I am fearful that a potentially good idea is going to be a dismal failure, because of the large number of orthodontists who are attempting to treat cases with light round wires only, with heavier round wires occasionally, with minimal use of auxiliaries with round wires, and with no rectangular archwires.

Control is the name of the game in orthodontics and you have less control with a light round wire than you do with that same wire accompanied by auxiliaries, or with a rectangular wire in an edgewise slot, or with a double wire as in Universal technique. If one were to use only round wires with a straight wire appliance, torque would be juried at best and probably for the most part forgotten. If one were to use light round wires in the edgewise slots, angulation control in a mesiodistal direction would be minimal.
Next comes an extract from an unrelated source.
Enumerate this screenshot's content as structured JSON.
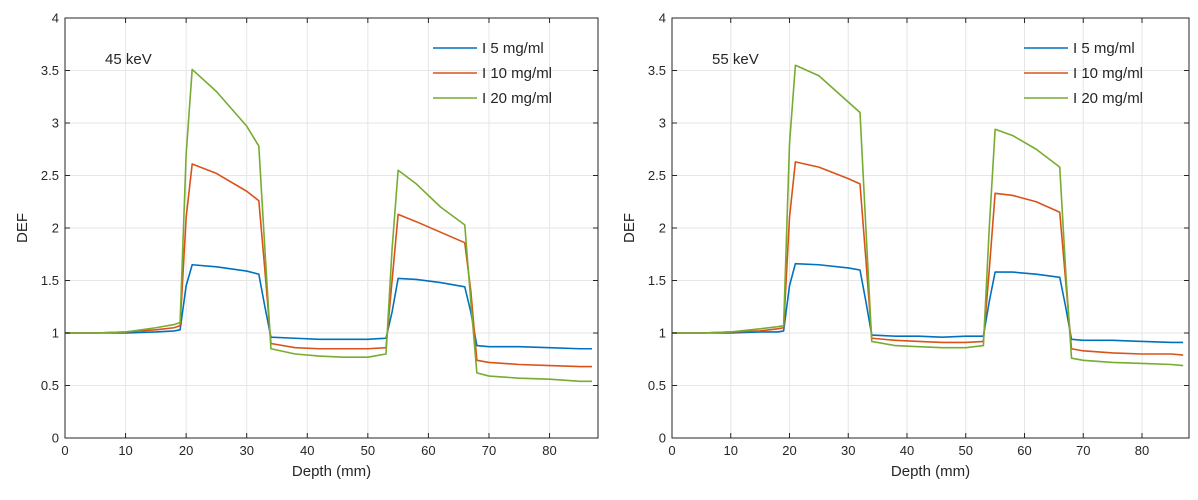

We have a definite disadvantage in orthodontics that treatment takes a long period of time. You can't teach someone the hardware and mechanics and expect that he can take that and apply it to all the cases that he will be called upon to treat. This is true to some extent of all of us. It is especially true of the inexperienced, the untrained, and those trained in one technique. If ever there was a field that required continuing education, orthodontics is it. The emergence of the straight wire appliances should call attention to the fact that this might be a good time to organize a study club in your area or to focus the activity of an existing club on the study of these appliances and to apply some group therapy to the treatment of cases with them. More than an appliance may come of it.